Paul. — Qui, mon enfant ? La grande moissonneuse, la mort, qui met un invincible obstacle à l’encombrement et maintient toutes choses dans de justes limites. La vie se nourrit de la vie : chacun tour à tour est mangeur et mangé. Le zabre doit manger, rien de plus juste, et la jeune tige de blé périt sous les crocs de ses mandibules : la fauvette doit manger, et le zabre est croqué ; la couleuvre doit manger, et la fauvette expire sous les plis du reptile ; l’autour doit manger, et la couleuvre est déchirée par les serres de l’oiseau de proie ; d’autres encore doivent manger qui feront pâture de l’autour et serviront eux-mêmes de pâture jusqu’à ce que se ferme, pour recommencer encore, le cercle fatal de dévorants et de dévorés, où la plante est toujours la première victime. C’est vous dire que chaque espèce a ses ennemis, à nous connus ou inconnus ; le zabre a les siens, je n’en fais aucun doute, il a ses mangeurs qui l’empêchent d’atteindre en nombre des proportions calamiteuses. Or, vous comprenez bien que la prospérité du mangeur dépend de l’abondance du mangé ; des vivres copieux appellent de nombreux convives. Si donc une année les zabres pullulent, les espèces chargées de les maintenir dans des limites convenables se multiplient pareillement parce que la nourriture abonde, et finissent par exterminer les premiers, sauf quelques rares couples échappés par hasard. Qu’il en survive un sur cent mille, et cela suffit pour perpétuer la race. De quelques années on n’entend plus parler des zabres ; on dirait l’espèce anéantie.

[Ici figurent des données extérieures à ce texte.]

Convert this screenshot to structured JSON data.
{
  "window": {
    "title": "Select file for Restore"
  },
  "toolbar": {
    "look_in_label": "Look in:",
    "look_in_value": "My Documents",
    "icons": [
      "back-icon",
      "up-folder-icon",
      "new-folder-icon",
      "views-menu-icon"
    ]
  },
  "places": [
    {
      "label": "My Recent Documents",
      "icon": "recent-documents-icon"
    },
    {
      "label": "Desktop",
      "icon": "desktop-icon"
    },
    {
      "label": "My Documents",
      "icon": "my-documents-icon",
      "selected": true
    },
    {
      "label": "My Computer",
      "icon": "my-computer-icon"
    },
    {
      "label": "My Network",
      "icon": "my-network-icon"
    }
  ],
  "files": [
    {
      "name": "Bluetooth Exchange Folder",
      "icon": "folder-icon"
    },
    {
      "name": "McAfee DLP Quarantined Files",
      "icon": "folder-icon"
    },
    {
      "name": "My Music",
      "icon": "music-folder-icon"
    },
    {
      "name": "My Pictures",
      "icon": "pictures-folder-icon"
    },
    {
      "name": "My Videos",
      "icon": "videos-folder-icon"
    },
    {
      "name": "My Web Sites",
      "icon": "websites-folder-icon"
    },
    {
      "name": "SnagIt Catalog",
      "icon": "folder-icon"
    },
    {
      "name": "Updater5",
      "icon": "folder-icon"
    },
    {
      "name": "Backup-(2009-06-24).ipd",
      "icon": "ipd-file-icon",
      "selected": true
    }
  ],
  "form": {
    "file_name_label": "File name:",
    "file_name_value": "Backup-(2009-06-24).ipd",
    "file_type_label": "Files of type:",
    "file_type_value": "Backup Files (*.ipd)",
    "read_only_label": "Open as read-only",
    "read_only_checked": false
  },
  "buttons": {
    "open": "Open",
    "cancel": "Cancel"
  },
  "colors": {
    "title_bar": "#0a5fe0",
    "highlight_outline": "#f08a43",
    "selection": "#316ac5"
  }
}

Émile. — Mais les mangeurs restent.

Paul. — Pas du tout : d’autres les croquent ou ils périssent de faim parce que les vivres manquent, de sorte qu’après avoir rempli leur mission, ils disparaissent à leur tour, et les choses rentrent dans l’ordre.

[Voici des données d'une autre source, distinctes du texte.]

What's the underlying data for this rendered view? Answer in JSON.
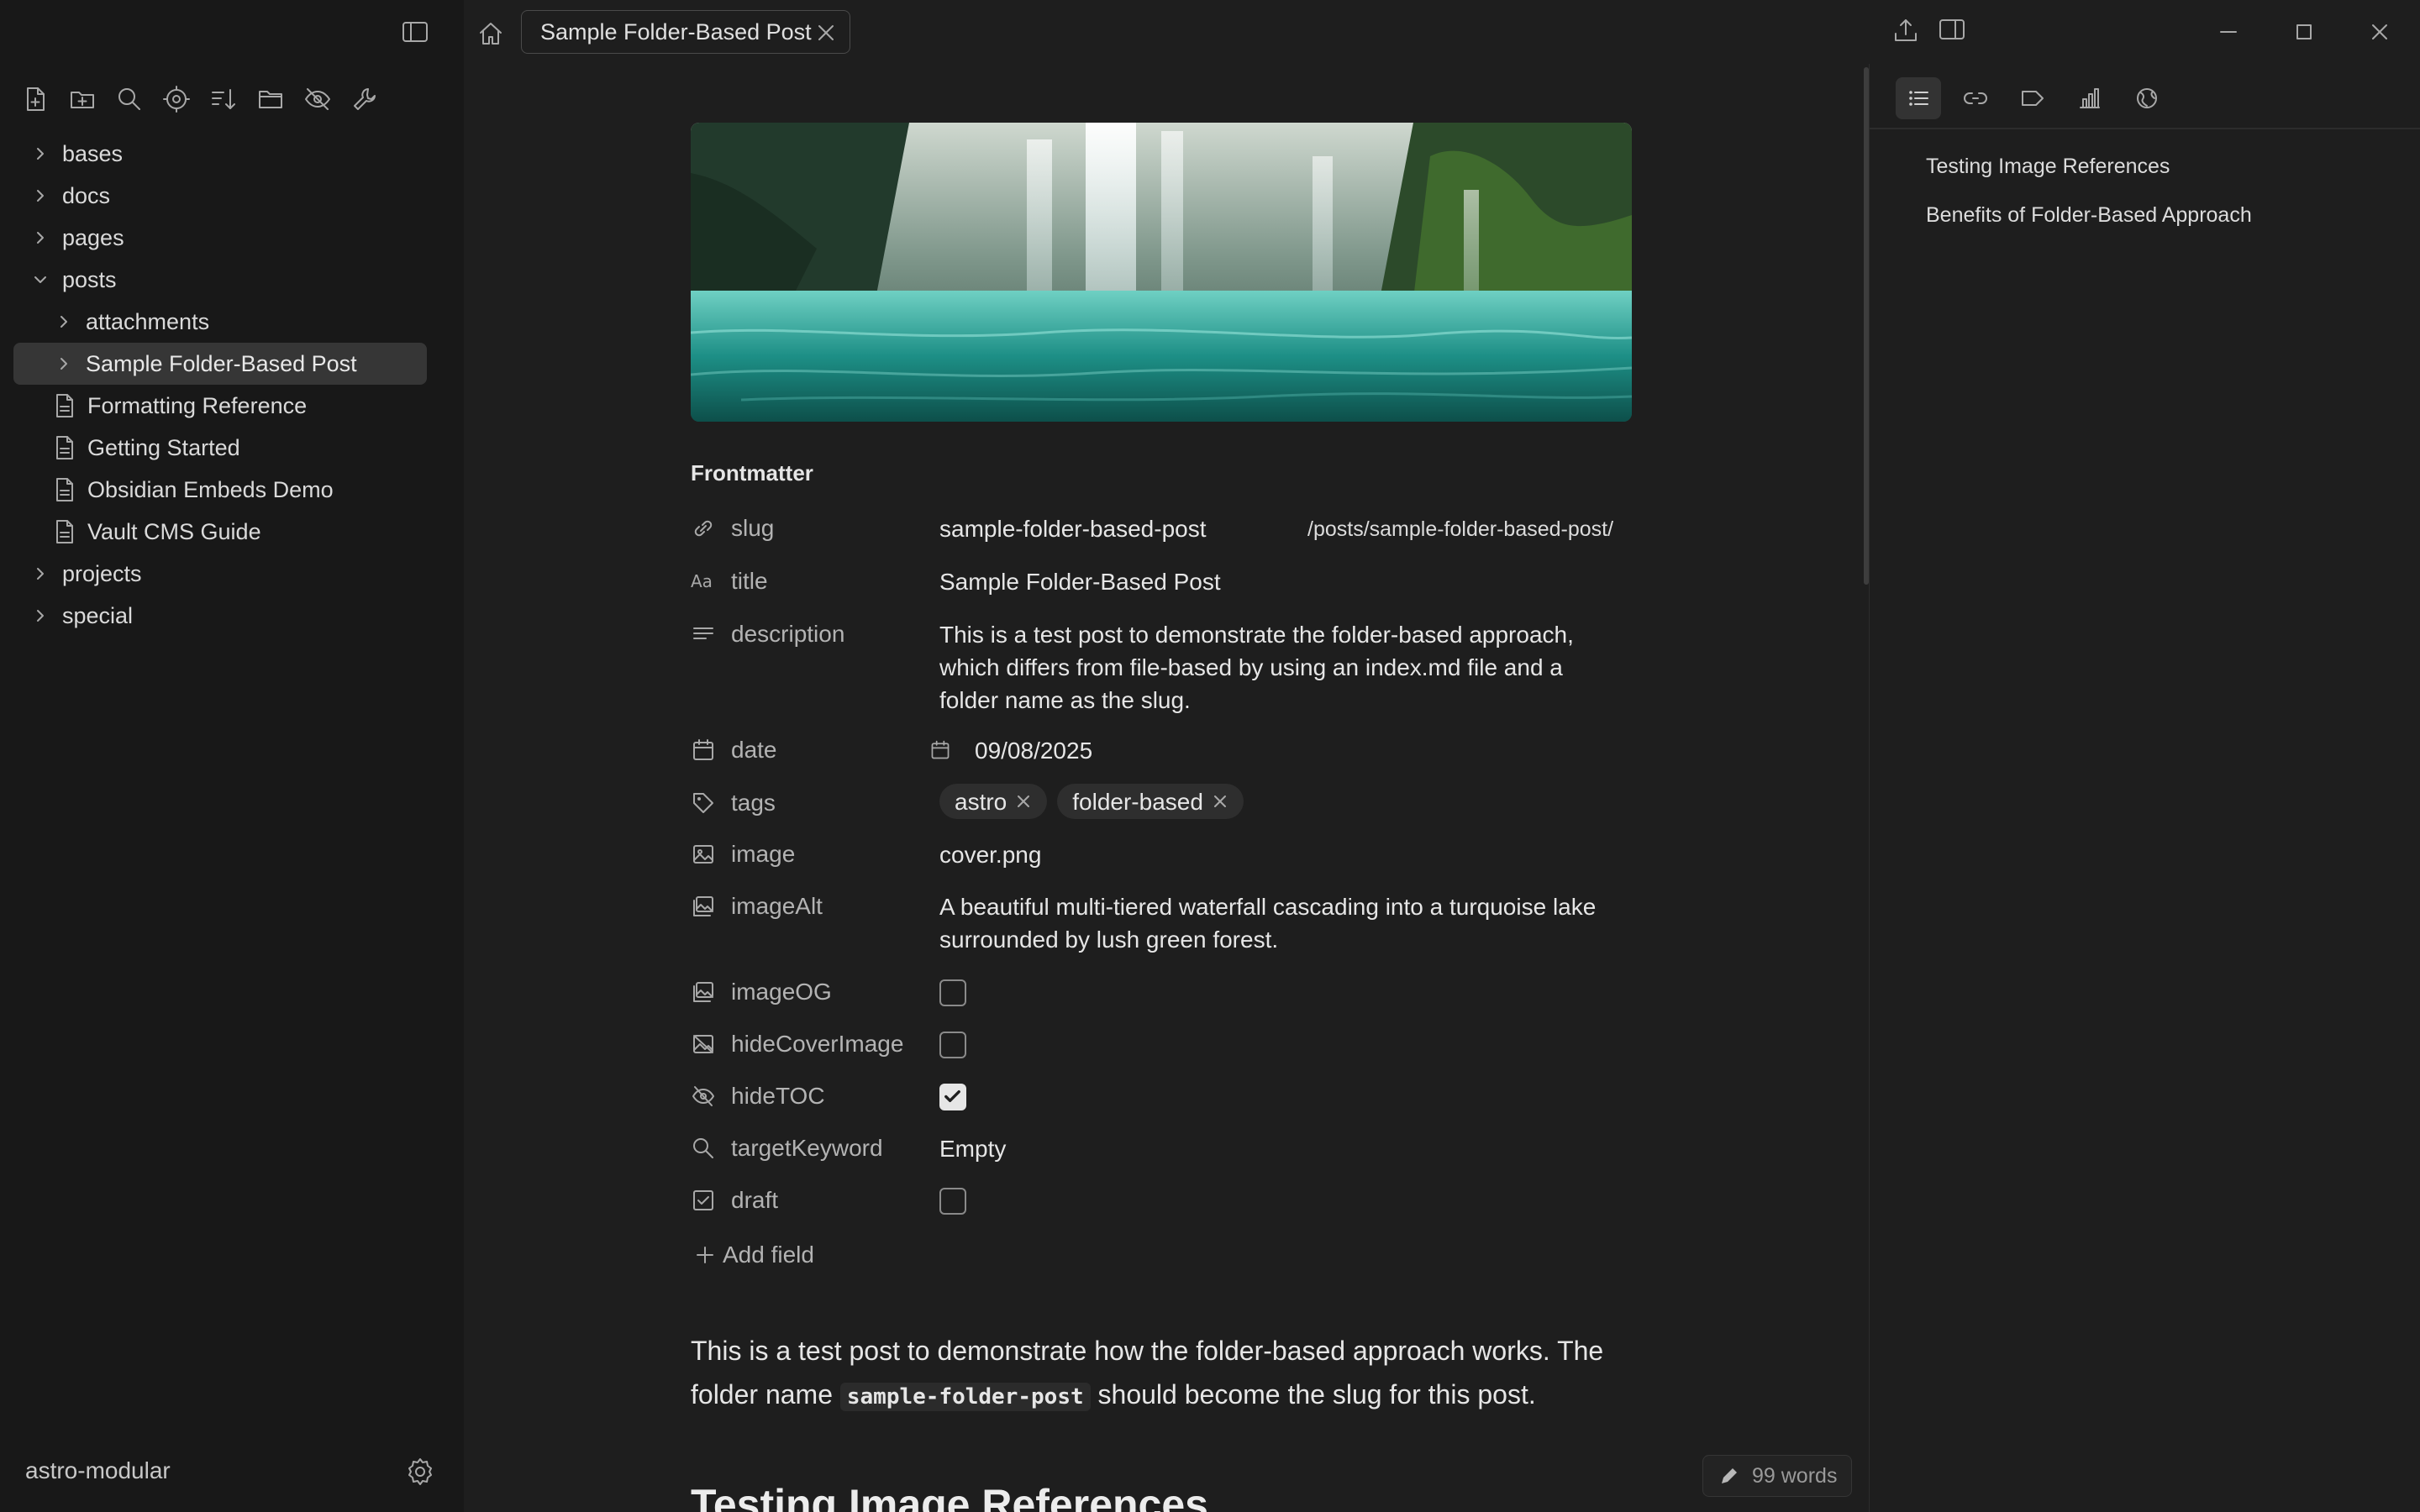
{
  "tab": {
    "title": "Sample Folder-Based Post"
  },
  "sidebar": {
    "vault_name": "astro-modular",
    "toolbar_icons": [
      "new-note-icon",
      "new-folder-icon",
      "search-icon",
      "target-icon",
      "sort-icon",
      "folder-icon",
      "hide-icon",
      "wrench-icon"
    ],
    "tree": [
      {
        "label": "bases",
        "type": "folder",
        "level": 0,
        "expanded": false
      },
      {
        "label": "docs",
        "type": "folder",
        "level": 0,
        "expanded": false
      },
      {
        "label": "pages",
        "type": "folder",
        "level": 0,
        "expanded": false
      },
      {
        "label": "posts",
        "type": "folder",
        "level": 0,
        "expanded": true
      },
      {
        "label": "attachments",
        "type": "folder",
        "level": 1,
        "expanded": false
      },
      {
        "label": "Sample Folder-Based Post",
        "type": "folder",
        "level": 1,
        "expanded": false,
        "active": true
      },
      {
        "label": "Formatting Reference",
        "type": "file",
        "level": 1
      },
      {
        "label": "Getting Started",
        "type": "file",
        "level": 1
      },
      {
        "label": "Obsidian Embeds Demo",
        "type": "file",
        "level": 1
      },
      {
        "label": "Vault CMS Guide",
        "type": "file",
        "level": 1
      },
      {
        "label": "projects",
        "type": "folder",
        "level": 0,
        "expanded": false
      },
      {
        "label": "special",
        "type": "folder",
        "level": 0,
        "expanded": false
      }
    ]
  },
  "frontmatter": {
    "heading": "Frontmatter",
    "slug": {
      "key": "slug",
      "value": "sample-folder-based-post",
      "url": "/posts/sample-folder-based-post/"
    },
    "title": {
      "key": "title",
      "value": "Sample Folder-Based Post"
    },
    "description": {
      "key": "description",
      "value": "This is a test post to demonstrate the folder-based approach, which differs from file-based by using an index.md file and a folder name as the slug."
    },
    "date": {
      "key": "date",
      "value": "09/08/2025"
    },
    "tags": {
      "key": "tags",
      "values": [
        "astro",
        "folder-based"
      ]
    },
    "image": {
      "key": "image",
      "value": "cover.png"
    },
    "imageAlt": {
      "key": "imageAlt",
      "value": "A beautiful multi-tiered waterfall cascading into a turquoise lake surrounded by lush green forest."
    },
    "imageOG": {
      "key": "imageOG",
      "checked": false
    },
    "hideCoverImage": {
      "key": "hideCoverImage",
      "checked": false
    },
    "hideTOC": {
      "key": "hideTOC",
      "checked": true
    },
    "targetKeyword": {
      "key": "targetKeyword",
      "value": "Empty"
    },
    "draft": {
      "key": "draft",
      "checked": false
    },
    "add_field": "Add field"
  },
  "body": {
    "para_before": "This is a test post to demonstrate how the folder-based approach works. The folder name ",
    "code": "sample-folder-post",
    "para_after": " should become the slug for this post.",
    "next_heading": "Testing Image References"
  },
  "status": {
    "word_count": "99 words"
  },
  "outline": {
    "items": [
      "Testing Image References",
      "Benefits of Folder-Based Approach"
    ]
  }
}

Jules. — Les zabres non inquiétés vont donc peu à peu s’accroître en nombre et reparaître aussi multipliés que jamais.

Paul. — C’est évident, mais alors l’abondance des vivres favorise la multiplication des mangeurs, et la lutte recommence. Ce que je vous dis des zabres s’applique à tous les insectes. Une année, sans motifs apparents, telle et telle autre espèce abondent au point d’effrayer l’agriculture. Les années d’après, il n’y a plus rien, les ravageurs ont disparu : la providentielle balance entre dévorants et dévorés a nettoyé les champs.

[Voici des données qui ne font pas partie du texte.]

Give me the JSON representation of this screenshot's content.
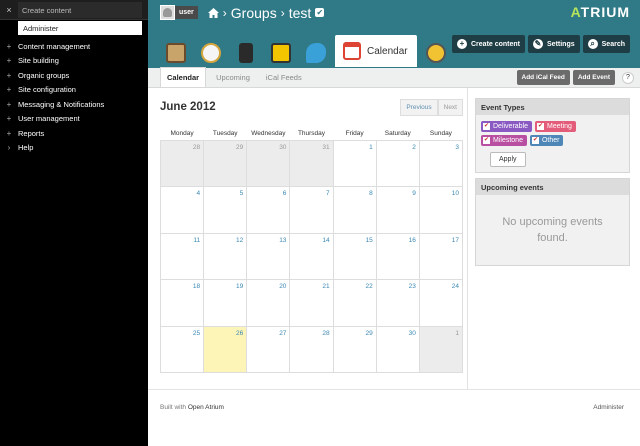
{
  "admin": {
    "close": "×",
    "create_content": "Create content",
    "administer": "Administer",
    "items": [
      {
        "pm": "+",
        "label": "Content management"
      },
      {
        "pm": "+",
        "label": "Site building"
      },
      {
        "pm": "+",
        "label": "Organic groups"
      },
      {
        "pm": "+",
        "label": "Site configuration"
      },
      {
        "pm": "+",
        "label": "Messaging & Notifications"
      },
      {
        "pm": "+",
        "label": "User management"
      },
      {
        "pm": "+",
        "label": "Reports"
      },
      {
        "pm": "›",
        "label": "Help"
      }
    ]
  },
  "header": {
    "user": "user",
    "breadcrumb": [
      "Groups",
      "test"
    ],
    "logo": "ATRIUM",
    "active_tab": "Calendar",
    "actions": [
      "Create content",
      "Settings",
      "Search"
    ],
    "colors": {
      "header": "#2f7a86",
      "accent": "#b6e45c"
    }
  },
  "subnav": {
    "tabs": [
      "Calendar",
      "Upcoming",
      "iCal Feeds"
    ],
    "add_ical": "Add iCal Feed",
    "add_event": "Add Event",
    "help": "?"
  },
  "calendar": {
    "title": "June 2012",
    "prev": "Previous",
    "next": "Next",
    "days": [
      "Monday",
      "Tuesday",
      "Wednesday",
      "Thursday",
      "Friday",
      "Saturday",
      "Sunday"
    ],
    "weeks": [
      [
        "28",
        "29",
        "30",
        "31",
        "1",
        "2",
        "3"
      ],
      [
        "4",
        "5",
        "6",
        "7",
        "8",
        "9",
        "10"
      ],
      [
        "11",
        "12",
        "13",
        "14",
        "15",
        "16",
        "17"
      ],
      [
        "18",
        "19",
        "20",
        "21",
        "22",
        "23",
        "24"
      ],
      [
        "25",
        "26",
        "27",
        "28",
        "29",
        "30",
        "1"
      ]
    ]
  },
  "event_types": {
    "title": "Event Types",
    "types": [
      {
        "label": "Deliverable",
        "color": "#8a5ac2"
      },
      {
        "label": "Meeting",
        "color": "#e35d7a"
      },
      {
        "label": "Milestone",
        "color": "#b94fa0"
      },
      {
        "label": "Other",
        "color": "#4f86b8"
      }
    ],
    "apply": "Apply"
  },
  "upcoming": {
    "title": "Upcoming events",
    "empty": "No upcoming events found."
  },
  "footer": {
    "built_with": "Built with",
    "link": "Open Atrium",
    "admin": "Administer"
  }
}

Ce n’est pas un motif pour se croiser les bras et laisser faire ; il nous faut au contraire vaillamment prendre part à la lutte et seconder les efforts des ennemis de nos ennemis. Aide-toi, le Ciel t’aidera. Quand une terre est infectée par les zabres, il convient de la remuer profondément aux premières gelées pour mettre les larves à découvert et les livrer ainsi au bec des oiseaux, notamment des corneilles, pour lesquelles c’est un mets friand. Il convient aussi d’y passer, la nuit, un rouleau pesant pour écraser les larves sorties de leurs retraites.